Daily Mood–drinking Slopes as Predictors: A New Take on Drinking Motives and Related Outcomes.


Motivational models of alcohol consumption have articulated the manner in which positive and negative experiences motivate drinking in unique social contexts (e.g., M. L. Cooper, M. R. Frone, M. Russell & P. Mudar, 1995, Drinking to regulate positive and negative emotions: A motivational model of alcohol use, Journal of Personality and Social Psychology, Vol. 69, pp. 990–1005).
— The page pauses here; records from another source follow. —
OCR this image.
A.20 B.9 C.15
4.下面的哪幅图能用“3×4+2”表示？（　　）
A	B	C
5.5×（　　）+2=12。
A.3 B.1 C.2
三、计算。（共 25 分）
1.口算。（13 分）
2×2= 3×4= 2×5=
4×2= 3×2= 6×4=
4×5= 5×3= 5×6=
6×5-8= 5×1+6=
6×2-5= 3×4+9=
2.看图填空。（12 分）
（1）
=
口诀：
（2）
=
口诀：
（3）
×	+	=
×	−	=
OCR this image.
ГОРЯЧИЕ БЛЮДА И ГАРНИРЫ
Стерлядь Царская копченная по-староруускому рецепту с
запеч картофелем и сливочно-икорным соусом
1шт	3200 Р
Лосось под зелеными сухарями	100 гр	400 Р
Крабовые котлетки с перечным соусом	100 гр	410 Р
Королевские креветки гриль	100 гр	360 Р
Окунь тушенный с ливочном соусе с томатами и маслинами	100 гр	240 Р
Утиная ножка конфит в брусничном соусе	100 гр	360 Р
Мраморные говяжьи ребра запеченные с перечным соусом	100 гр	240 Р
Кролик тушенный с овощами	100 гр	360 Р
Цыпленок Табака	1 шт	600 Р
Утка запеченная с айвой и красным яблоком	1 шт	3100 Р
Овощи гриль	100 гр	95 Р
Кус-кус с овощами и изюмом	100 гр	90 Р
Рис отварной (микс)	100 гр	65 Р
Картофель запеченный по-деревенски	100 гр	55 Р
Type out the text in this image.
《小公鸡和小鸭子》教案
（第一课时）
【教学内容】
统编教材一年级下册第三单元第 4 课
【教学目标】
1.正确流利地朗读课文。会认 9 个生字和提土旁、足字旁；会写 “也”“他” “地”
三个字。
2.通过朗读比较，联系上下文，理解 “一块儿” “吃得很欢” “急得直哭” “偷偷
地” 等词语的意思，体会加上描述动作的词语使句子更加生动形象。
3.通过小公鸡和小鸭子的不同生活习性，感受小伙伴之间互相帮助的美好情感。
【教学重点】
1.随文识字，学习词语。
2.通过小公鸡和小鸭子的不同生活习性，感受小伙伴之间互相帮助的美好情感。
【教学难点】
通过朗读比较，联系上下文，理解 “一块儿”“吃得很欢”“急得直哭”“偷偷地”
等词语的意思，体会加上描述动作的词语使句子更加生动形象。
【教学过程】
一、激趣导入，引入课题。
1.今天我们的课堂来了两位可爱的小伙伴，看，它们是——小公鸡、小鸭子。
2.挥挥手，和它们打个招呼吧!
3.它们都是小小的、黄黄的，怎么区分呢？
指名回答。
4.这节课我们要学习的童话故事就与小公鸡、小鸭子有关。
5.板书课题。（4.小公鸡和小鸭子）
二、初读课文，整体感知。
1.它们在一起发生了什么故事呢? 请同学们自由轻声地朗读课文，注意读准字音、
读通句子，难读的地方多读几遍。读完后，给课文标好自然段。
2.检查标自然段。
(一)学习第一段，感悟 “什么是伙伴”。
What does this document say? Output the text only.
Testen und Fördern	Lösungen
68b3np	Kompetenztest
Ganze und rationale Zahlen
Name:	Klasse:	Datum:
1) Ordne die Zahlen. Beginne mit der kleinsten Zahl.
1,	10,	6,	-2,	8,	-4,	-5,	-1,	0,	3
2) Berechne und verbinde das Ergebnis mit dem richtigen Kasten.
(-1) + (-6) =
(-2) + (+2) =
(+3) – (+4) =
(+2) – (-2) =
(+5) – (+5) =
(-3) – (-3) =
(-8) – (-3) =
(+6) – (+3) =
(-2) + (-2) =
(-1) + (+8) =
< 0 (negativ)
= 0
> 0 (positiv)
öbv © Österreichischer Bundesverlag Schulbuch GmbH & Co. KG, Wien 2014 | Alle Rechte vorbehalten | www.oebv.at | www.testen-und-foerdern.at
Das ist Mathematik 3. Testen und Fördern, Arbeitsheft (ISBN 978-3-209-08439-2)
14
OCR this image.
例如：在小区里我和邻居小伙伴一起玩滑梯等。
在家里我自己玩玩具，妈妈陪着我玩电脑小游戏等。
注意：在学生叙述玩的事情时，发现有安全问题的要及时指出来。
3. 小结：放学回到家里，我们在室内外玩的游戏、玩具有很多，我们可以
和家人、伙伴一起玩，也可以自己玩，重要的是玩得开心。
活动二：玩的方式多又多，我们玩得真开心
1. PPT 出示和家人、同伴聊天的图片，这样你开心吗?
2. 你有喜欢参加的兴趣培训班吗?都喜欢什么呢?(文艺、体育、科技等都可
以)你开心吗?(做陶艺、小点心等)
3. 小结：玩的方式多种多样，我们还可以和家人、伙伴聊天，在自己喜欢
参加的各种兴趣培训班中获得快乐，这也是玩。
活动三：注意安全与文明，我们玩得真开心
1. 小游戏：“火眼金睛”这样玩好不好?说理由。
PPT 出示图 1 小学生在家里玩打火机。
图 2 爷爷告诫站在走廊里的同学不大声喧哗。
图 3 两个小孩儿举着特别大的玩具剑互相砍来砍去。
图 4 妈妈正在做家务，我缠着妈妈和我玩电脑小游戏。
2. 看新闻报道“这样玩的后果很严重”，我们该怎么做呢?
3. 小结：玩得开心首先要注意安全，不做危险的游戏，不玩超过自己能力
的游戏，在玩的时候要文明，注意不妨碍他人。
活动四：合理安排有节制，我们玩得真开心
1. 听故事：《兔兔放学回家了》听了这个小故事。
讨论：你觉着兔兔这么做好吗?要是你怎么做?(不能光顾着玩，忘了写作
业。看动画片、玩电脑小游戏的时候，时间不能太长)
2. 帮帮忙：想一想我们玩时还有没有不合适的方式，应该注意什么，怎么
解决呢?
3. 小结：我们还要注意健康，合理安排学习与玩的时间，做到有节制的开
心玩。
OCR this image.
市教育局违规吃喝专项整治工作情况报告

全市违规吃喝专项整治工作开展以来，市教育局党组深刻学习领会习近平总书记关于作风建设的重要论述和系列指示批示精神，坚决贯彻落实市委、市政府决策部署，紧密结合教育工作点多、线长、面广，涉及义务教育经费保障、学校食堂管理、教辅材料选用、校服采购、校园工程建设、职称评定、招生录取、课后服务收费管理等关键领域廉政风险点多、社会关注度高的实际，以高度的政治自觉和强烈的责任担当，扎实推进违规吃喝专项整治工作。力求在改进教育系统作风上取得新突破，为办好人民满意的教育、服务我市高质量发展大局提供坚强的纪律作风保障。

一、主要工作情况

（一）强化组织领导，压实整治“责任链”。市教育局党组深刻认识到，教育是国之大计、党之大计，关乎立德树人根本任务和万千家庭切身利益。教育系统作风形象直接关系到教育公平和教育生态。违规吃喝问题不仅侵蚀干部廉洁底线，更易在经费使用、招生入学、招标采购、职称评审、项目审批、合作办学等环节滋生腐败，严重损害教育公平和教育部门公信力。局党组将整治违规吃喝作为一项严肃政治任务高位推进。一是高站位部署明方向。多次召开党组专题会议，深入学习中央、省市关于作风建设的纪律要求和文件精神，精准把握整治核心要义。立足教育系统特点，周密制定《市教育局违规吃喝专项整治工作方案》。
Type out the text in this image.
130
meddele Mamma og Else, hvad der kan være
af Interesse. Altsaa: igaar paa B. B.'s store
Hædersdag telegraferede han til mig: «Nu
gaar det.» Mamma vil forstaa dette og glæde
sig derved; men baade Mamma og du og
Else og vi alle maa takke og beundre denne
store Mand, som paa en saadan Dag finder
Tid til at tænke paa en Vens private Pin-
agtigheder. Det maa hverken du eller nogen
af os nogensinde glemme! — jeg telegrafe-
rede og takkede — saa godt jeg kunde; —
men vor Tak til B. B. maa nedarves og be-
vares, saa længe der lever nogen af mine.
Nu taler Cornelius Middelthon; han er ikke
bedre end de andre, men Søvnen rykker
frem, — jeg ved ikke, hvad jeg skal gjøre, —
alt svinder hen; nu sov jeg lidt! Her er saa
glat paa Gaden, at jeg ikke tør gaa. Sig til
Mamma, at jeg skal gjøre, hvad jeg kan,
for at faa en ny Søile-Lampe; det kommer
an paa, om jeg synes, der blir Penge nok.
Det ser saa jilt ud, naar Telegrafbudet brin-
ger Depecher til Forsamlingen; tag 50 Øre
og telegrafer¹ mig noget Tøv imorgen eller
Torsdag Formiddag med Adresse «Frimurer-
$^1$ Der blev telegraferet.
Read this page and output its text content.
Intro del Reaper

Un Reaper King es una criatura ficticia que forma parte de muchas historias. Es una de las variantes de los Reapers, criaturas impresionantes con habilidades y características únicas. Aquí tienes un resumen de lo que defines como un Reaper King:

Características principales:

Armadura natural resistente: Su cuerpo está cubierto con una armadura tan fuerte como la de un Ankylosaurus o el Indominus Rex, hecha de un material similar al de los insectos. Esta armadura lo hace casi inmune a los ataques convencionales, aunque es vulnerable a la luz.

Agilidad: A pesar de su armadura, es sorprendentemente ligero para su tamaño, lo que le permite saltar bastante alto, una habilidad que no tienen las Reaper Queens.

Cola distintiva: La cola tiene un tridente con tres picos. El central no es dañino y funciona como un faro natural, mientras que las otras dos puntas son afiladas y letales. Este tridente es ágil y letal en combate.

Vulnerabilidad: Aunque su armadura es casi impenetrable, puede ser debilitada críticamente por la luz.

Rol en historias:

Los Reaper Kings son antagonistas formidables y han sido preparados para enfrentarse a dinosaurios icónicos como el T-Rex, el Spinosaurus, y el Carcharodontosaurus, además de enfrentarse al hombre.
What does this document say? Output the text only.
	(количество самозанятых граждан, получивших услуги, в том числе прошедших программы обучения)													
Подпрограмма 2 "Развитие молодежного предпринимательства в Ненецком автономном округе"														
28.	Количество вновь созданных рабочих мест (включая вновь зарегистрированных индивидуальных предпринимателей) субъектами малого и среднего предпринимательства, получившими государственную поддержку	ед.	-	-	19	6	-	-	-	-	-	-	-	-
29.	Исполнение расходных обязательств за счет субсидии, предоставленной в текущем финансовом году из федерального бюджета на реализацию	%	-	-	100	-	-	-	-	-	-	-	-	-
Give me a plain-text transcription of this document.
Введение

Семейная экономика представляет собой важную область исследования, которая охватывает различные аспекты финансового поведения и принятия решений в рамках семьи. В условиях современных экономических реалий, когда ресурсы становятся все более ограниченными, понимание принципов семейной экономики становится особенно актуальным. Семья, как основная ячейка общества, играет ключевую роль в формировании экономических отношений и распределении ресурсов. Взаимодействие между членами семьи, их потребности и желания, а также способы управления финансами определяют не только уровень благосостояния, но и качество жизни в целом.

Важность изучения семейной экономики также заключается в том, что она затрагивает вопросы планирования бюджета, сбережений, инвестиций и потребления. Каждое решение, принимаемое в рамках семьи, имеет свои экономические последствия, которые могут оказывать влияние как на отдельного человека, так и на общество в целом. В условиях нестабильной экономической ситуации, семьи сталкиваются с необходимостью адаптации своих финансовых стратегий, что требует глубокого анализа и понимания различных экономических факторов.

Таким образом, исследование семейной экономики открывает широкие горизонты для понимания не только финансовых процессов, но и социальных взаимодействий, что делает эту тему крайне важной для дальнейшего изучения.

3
Daily process methodology, in which daily events, moods, and drinking behaviors are reported daily or multiple times per day, has been used to examine behavioral patterns that are consistent with discrete motivations. We advance the notion that repeated patterns of drinking in various social contexts as a function of positive or negative mood increases can provide evidence of individual-level if–then drinking signatures, which in turn can predict drinking-related outcomes.

The purpose of this study was to examine the utility of slopes to predict longer term drinking motivations and alcohol problems by employing a daily-process study of nonclinical moderate alcohol drinkers (N = 47 Participants (49 originally consented, but the palm malfunctioned and we were unable to recover daily data); 23 Females; 19 married/cohabiting, 22 never married, 6 divorced/widowed; 42 white, 1 African American, 2 Multiracial, 2 Other, + 2 non-whites identified as Hispanic/Latino). Participants responded to thrice daily interviews administered via handheld computer for 30 days, followed by a longitudinal telephone survey for 12 months. Participants' daily mood–drinking relationships were extracted from hierarchical linear modeling and employed as predictors of 12-month outcomes in multiple regression analyses.

Daily mood-drinking patterns demonstrated significant variability across persons, such that moderate drinkers could be reliably differentiated based on those patterns in terms of distinct drinking-related outcomes.

Among the results, negative-mood–solitary-drinking slopes were associated with lower subsequent coping motives but positive-mood–solitary-drinking slopes were predictive of higher coping and lower social motives. Conversely, positive-mood–social-drinking associations were predictive of higher enhancement motives and brief Michigan Alcoholism Screening Test scores.

Results are interpreted in light of motivational models of consumption.